Science Department, Member of the Faculty, 1990–2018
In Reconstruction in Philosophy, John Dewey wrote, “Scientific principles and laws do not lie on the surface of nature. They are hidden, and must be wrested from nature by an active and elaborate technique of inquiry.” In the 28 years Linde Eyster has been teaching at Milton Academy, she has been uncovering the hidden world of biology with her students.

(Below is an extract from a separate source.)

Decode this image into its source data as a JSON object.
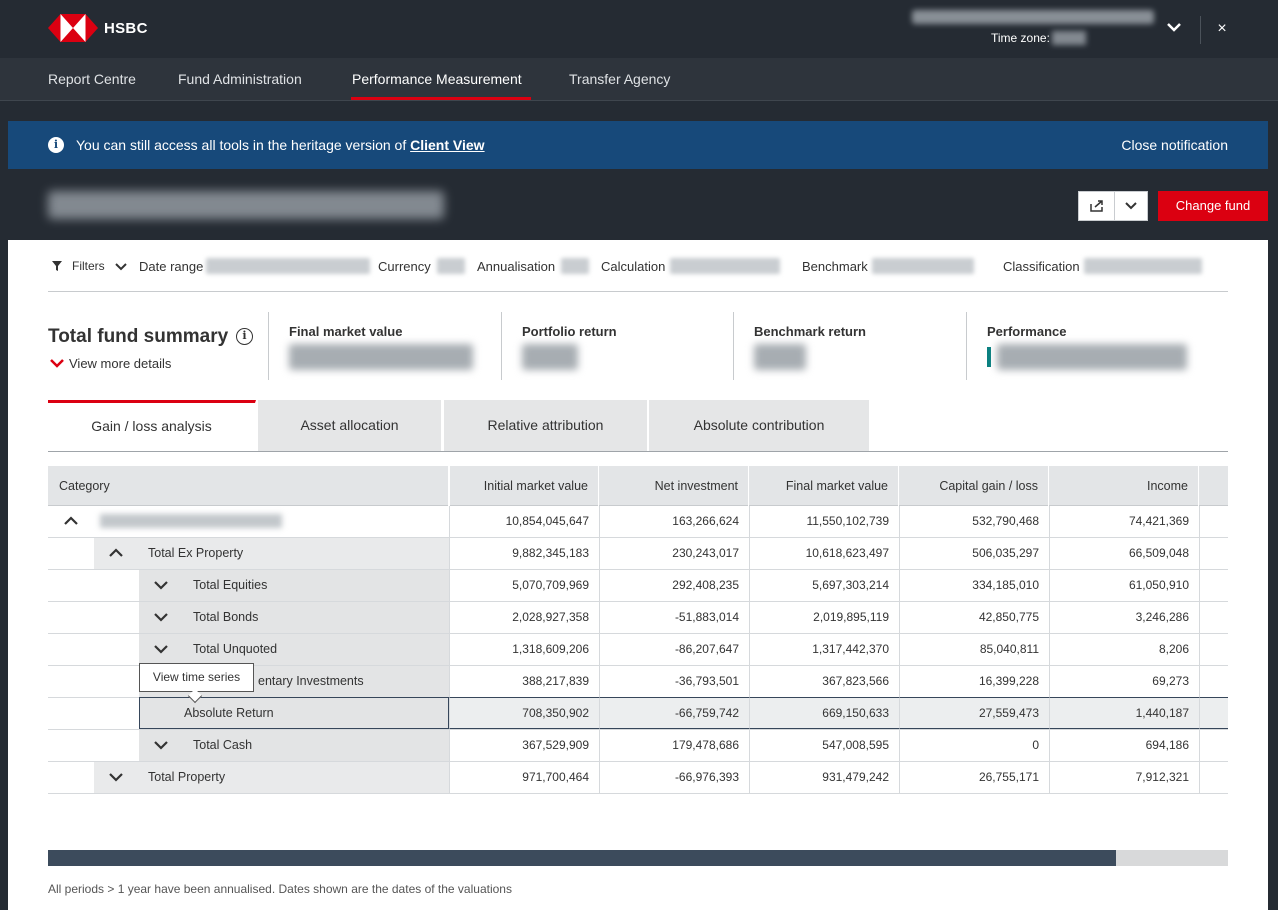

In my time at Milton, Linde has been the heart and soul of our department, and a champion of the messy and yet productive process of scientific inquiry. When Linde came to interview for a job at Milton, she was serenaded by Tom Sando and Jim Kernohan. It is a miracle that she decided to take the job, but we are thrilled that she did. One of Linde’s former students said, “She had an ability to create a unique, tight learning community that really felt like a separate world in itself. She had a skillful way of evoking and harnessing our own curiosity such that it felt like she was more guiding us through this strange world than ‘instructing’ us in a top-down sense. It would be hard not to compare her to Ms. Frizzle from The Magic School Bus.”
Students who entered Linde’s classes were often intimidated for the first few sessions. Linde always expected a lot from her students, and this started from the first day of class. What they learned quickly was that her intensity was compassionate, and her expectations were equally strong for herself. I have had the distinct pleasure of observing many of Linde’s classes, and I can say that I have never seen a more thoughtful practitioner. In The Courage to Teach, Parker Palmer wrote, “Good teachers possess a capacity for connectedness. They are able to weave a complex web of connections among themselves, their subjects, and their students so that students can learn to weave a world for themselves.” Linde’s classroom weavings are beautiful and intricate, but never too showy or overly complex. She has an amazing talent to pace her classes for the students in front of her, and not for some exterior standard.
Linde’s teaching awards are many. She holds the Pratt Chair for teaching at Milton, she was the Norfolk County Science Educator of the Year, and she was awarded the Presidential Award for Excellence in Teaching. Linde inspired Milton Academy students to find their voice in Helix, our campus science magazine. She also has been instrumental in the development of the Honors Biology curriculum. While these awards and achievements are impressive, I would say that the impact she had on students and faculty each day will be her enduring legacy. I am a better teacher because I have been Linde’s colleague, and I am the tip of the iceberg. There are legions of former students inspired to understand their world through the lens of biology because of Linde. Milton Academy is a better school because of Linde’s time here, and her shoes will be hard to fill. It is with great respect and admiration that we say goodbye to Linde. I am confident that through her art, and because she is a teacher to her core, her impact on others will continue.